There are 49 flats or houses currently being used either as offices, meeting rooms, storage, communal rooms or as a base for community facilities.
Council records show some of the properties have not been used as homes for over ten years.
A report to the councils housing and regeneration scrutiny board said all 49 properties had been checked to establish the rent the council charged for similar properties in the area.
It said: “The estimated rent foregone on the 49 properties is £1,243,472.
“This equates to an annual rent loss figure of approximately £131,575.”
While some of the properties are formally leased by community groups and are seen as an asset to their neighbourhood, councillors are keen that any properties under-used are brought back into residential use.

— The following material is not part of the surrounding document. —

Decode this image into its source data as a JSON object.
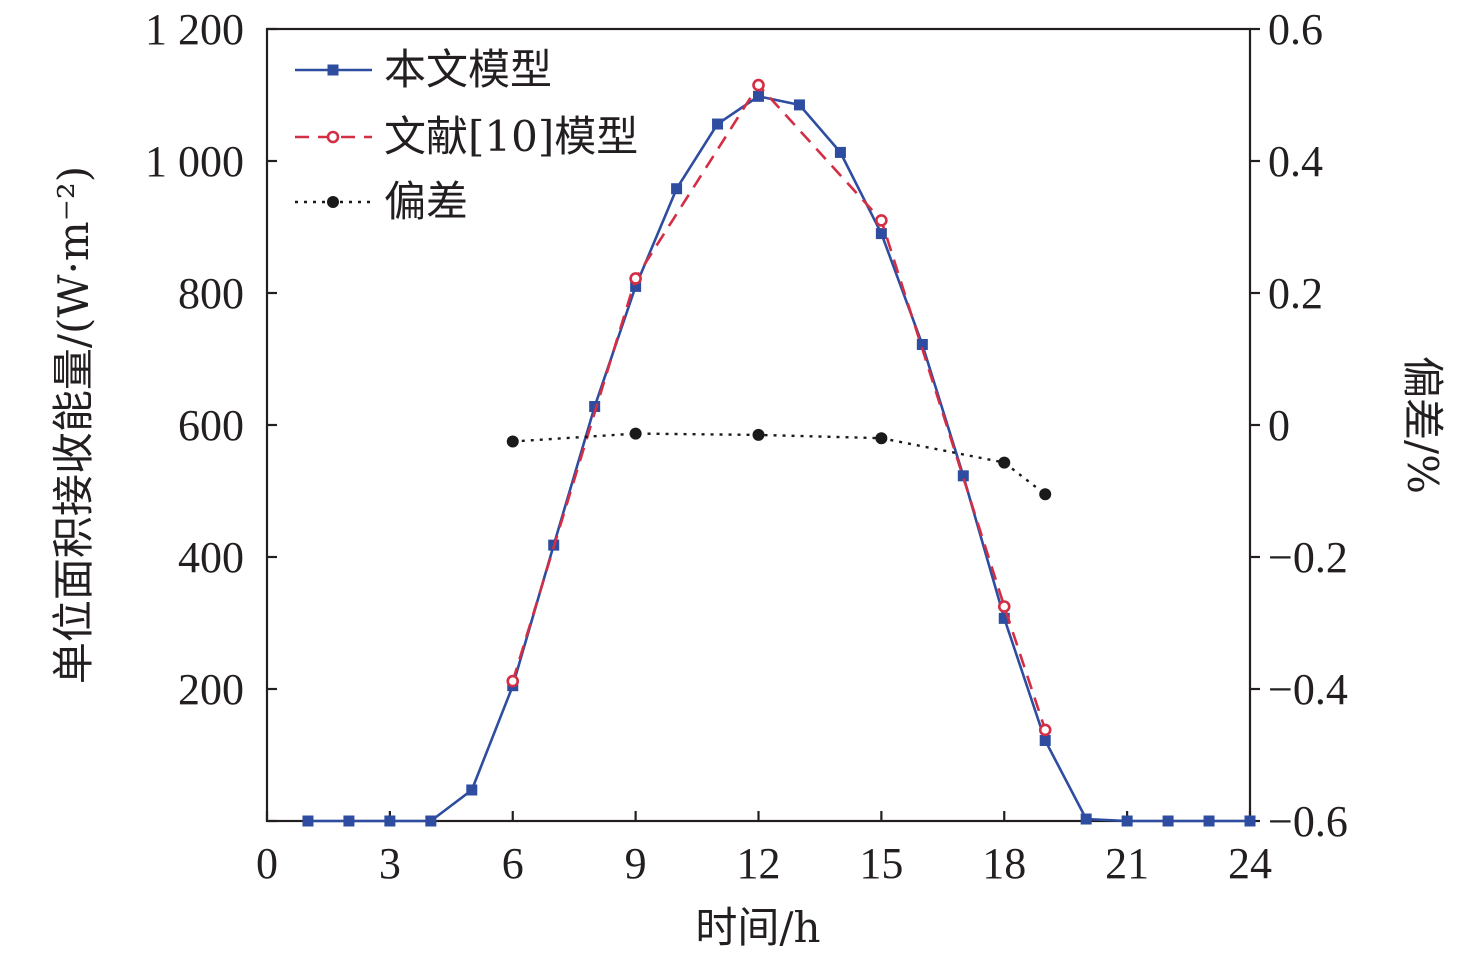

Coun John Procter, scrutiny board chairman, said: “This issue arose because some councillors were aware of homes in their wards not being used for residential purposes.
“They are being used for all sorts of uses and it is right that a review is done.
“Officers point out that the 49 properties are only a very small percentage of the council’s total housing stock.
“While that may be so, housing is needed and if some of them can be used again as homes then people needing somewhere to live would benefit.
“Officers are going to do some more work and then report back to the board.”
The report said officers from the council’s asset and development team would work with housing officials to assess the current use of the properties.
It added that groups using the facilities would be fully consulted.